EARLY ENGLISH IRON MANUFACTURE.
"He that well observes it, and hath known the welds of Sussex, Surry, and Kent', the grand nursery especially of oake and beech, shal find such an alteration, within lesse than 30 yeeres, as may well strike a feare, lest few yeeres more, as pestilent as the former, will leave fewe good trees standing in those welds.

Such a heate issueth out of the many forges and furnaces for the making of iron, and out of the glasse kilnes, as hath devoured many famous woods within the welds,"-- JOHN NORDEN, Surveyors' Dialogue (1607).
Few records exist of the manufacture of iron in England in early times.
After the Romans left the island, the British, or more probably the Teutonic tribes settled along the south coast, continued the smelting and manufacture of the metal after the methods taught them by the colonists.

In the midst of the insecurity, however, engendered by civil war and social changes, the pursuits of industry must necessarily have been considerably interfered with, and the art of iron-forging became neglected.

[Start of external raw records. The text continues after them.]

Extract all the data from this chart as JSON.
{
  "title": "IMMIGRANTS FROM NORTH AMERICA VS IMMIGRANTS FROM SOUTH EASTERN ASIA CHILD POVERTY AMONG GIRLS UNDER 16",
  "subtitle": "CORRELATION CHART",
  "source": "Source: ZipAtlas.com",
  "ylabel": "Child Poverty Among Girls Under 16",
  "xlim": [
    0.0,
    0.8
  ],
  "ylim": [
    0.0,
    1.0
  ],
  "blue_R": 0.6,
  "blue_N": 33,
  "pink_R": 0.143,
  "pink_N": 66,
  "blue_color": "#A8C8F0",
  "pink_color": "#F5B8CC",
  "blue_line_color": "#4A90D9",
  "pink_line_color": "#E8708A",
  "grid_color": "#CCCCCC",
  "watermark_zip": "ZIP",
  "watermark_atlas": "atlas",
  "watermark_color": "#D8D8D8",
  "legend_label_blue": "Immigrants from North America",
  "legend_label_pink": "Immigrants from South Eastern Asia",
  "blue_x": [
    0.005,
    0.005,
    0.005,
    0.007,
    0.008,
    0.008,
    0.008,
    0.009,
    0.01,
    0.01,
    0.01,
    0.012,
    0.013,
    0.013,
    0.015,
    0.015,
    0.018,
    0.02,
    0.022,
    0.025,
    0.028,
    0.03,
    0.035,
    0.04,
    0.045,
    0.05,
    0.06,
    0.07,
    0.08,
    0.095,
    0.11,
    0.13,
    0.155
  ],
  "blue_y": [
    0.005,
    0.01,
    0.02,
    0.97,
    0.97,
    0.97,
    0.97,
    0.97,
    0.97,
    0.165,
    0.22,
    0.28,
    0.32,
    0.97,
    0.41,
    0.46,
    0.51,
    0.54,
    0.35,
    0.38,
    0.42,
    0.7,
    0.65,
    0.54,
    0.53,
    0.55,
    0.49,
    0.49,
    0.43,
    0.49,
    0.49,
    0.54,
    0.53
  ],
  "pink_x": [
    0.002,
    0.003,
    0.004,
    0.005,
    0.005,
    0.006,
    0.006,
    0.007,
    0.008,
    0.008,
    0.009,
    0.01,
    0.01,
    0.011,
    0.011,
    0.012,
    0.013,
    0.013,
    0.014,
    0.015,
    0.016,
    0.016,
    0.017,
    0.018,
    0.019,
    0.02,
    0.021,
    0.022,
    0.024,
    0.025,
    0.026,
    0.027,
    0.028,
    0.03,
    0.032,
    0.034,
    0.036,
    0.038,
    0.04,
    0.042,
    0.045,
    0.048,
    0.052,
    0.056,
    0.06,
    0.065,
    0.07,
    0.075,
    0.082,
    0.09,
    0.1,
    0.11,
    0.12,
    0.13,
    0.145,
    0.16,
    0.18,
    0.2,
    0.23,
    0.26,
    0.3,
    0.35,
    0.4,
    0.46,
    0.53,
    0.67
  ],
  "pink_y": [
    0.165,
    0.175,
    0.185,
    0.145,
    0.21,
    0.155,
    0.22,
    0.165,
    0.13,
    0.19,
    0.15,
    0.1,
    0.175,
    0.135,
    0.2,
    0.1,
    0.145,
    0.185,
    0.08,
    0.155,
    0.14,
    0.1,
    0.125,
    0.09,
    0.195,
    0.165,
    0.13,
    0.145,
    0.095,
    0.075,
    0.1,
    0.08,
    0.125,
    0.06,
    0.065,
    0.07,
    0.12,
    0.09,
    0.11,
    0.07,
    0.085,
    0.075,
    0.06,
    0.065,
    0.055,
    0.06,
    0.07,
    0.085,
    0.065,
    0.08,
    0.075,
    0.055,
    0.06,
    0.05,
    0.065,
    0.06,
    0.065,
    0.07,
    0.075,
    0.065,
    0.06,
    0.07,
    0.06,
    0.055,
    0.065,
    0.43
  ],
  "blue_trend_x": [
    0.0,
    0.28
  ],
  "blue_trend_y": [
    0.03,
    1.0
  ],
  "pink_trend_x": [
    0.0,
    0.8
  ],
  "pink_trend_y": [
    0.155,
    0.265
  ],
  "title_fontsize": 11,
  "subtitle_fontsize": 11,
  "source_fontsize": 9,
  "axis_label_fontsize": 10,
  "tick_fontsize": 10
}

No notice of iron being made in Sussex occurs in Domesday Book, from which it would appear that the manufacture had in a great measure ceased in that county at the time of the Conquest, though it was continued in the iron-producing districts bordering on Wales.
In many of the Anglo-Saxon graves which have been opened, long iron swords have been found, showing that weapons of that metal were in common use.

But it is probable that iron was still scarce, as ploughs and other agricultural implements continued to be made of wood,--one of the Anglo-Saxon laws enacting that no man should undertake to guide a plough who could not make one; and that the cords with which it was bound should be of twisted willows.